Not that’s there’s a shortage of such P.K.s out there. This preacher’s kid detoured onto that road more than once, and I still have an informed, if not always healthy skepticism about some presumptions of my faith upbringing. Living life, though, has balanced that with awe for the Creator, and deep respect for those believers who live their faith through actions as well as words.

So, back to that “one of the worst perils of being a preacher’s kid” bit. That would be what you learn about the frailties of those supposed “pillars” of your Dad’s church.

Sometimes, it’s just funny stuff. Grown men and women growing dangerously close to cardiac arrests while arguing over the color of the new carpet runners between the pews, or how long the neon cross on the church’s steeple should remain lit at night. Or, board members reviewing their pastor’s “visitation” logs to pass judgment over whether a prayer in a hospital room has equal weight with attending a ministers’ prayer breakfast; whether checking up on an elderly “shut-in” was as worthwhile as a Sunday dinner with a deacon.

I still remember the conversations between my parents prior to the monthly church board meetings that began with the question, “Can we call this call a CALL?”

Petty, hypocritical and self-serving behavior shows up in any setting where one group of human beings deems itself as authority over others. Churches are no different, I guess, mirroring our society in microcosm.

Then, there are the painful, pitiful revelations. This is the worst part. Imagine, you’re an 11-year-old boy, dispatched to his bedroom, door closed, when an unexpected, distraught visitor arrives for counseling. It’s an old house, the walls are thin; you hear things you wished you never had, stunning moral failures from people who seemed so . . . holy. People who proved so . . . human.

One phrase echos through my memory, all these years later: “How can God forgive me of this? I can’t forgive myself, even if He can.”
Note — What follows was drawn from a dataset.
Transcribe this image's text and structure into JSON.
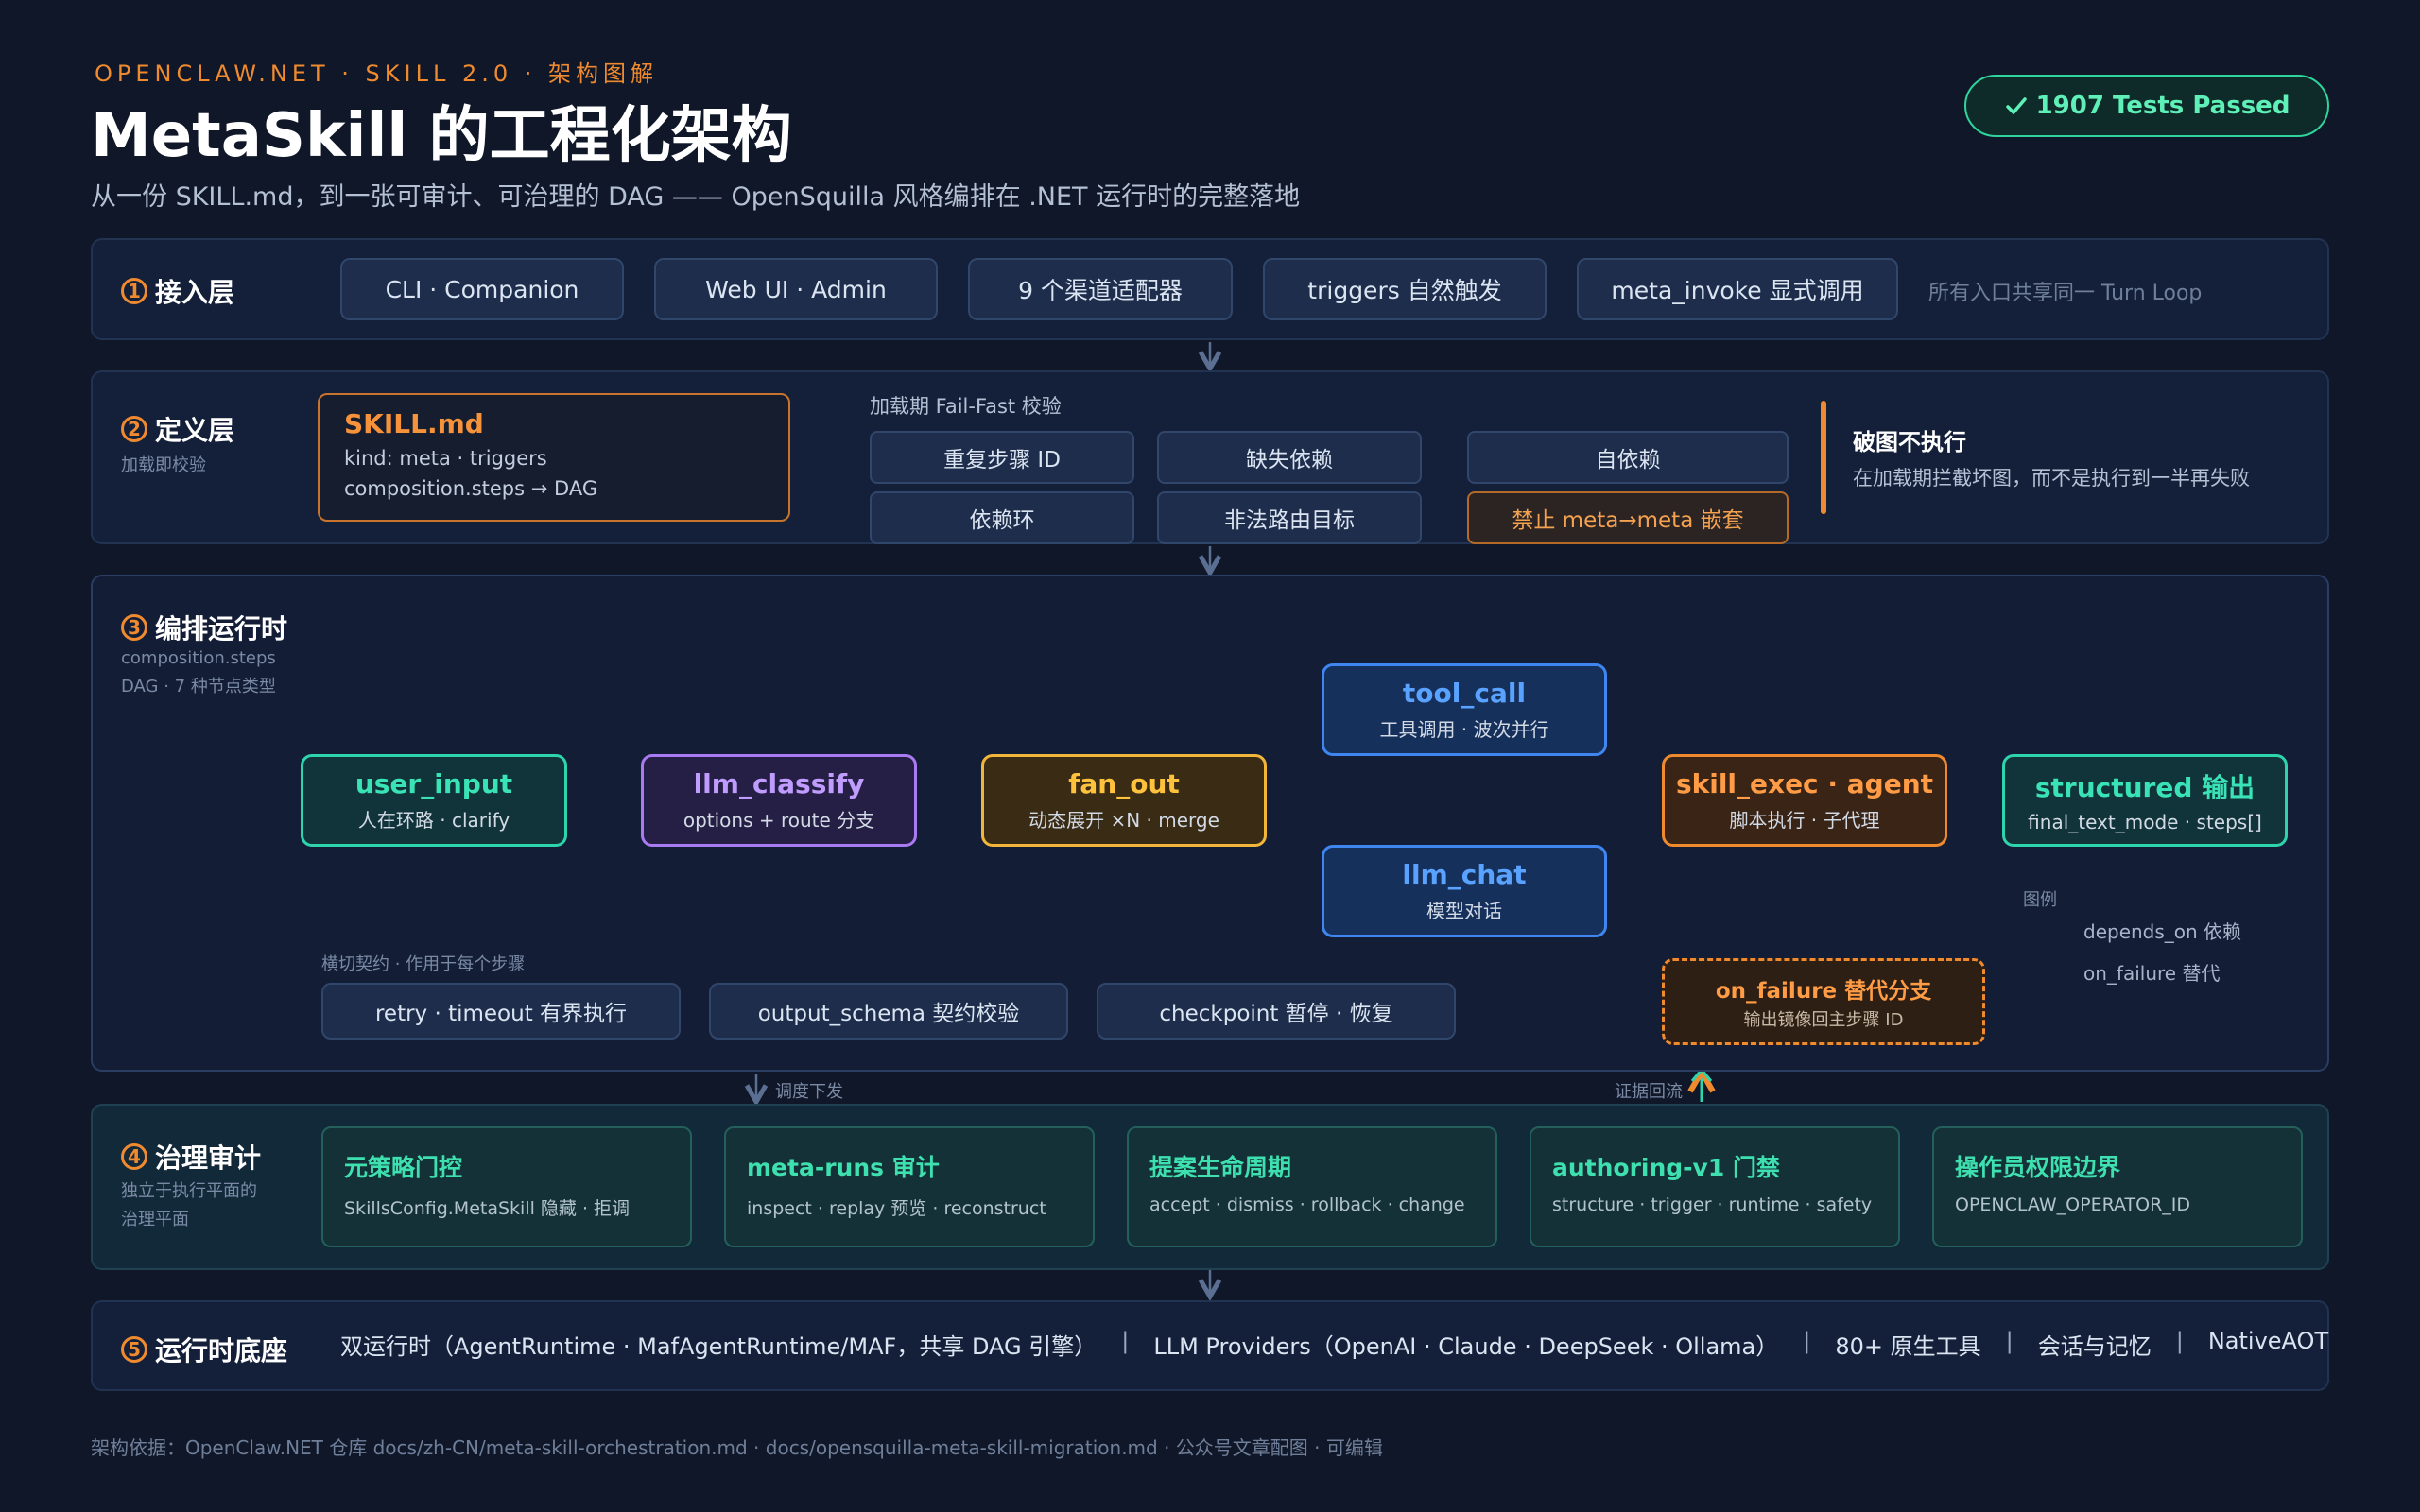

Yes. That’s the trick, isn’t it? Forgiving yourself. And if you cannot, part of you figures you are due punishment and pain, even if those are the things you fear with all your heart. Maybe, part of you doesn’t want God’s forgiveness. Grace, that unmerited favor and forgiveness of the Divine, can be a gift very difficult to accept, after all.

The Barna Group recently found that 31 percent of American adults, which would translate to roughly 70 million of us, feel “held back or defined by something in their past.” Barna said that attitude was most prevalent among younger adults, the poor, divorced adults and unmarried individuals. The same percentage admit to struggling with unresolved emotional pain or conflict.

Guilt. We judge ourselves, it seems, far more harshly than God. But just as unforgiveness of others can cripple us, so, too, does the inability to forgive ourselves.

The trick of grace is accepting forgiveness – not as a “free pass” for bad behavior, but as that moral, lightness of being that allows us to embrace our pasts and use them as the foundation for learning, for doing better now and in the future.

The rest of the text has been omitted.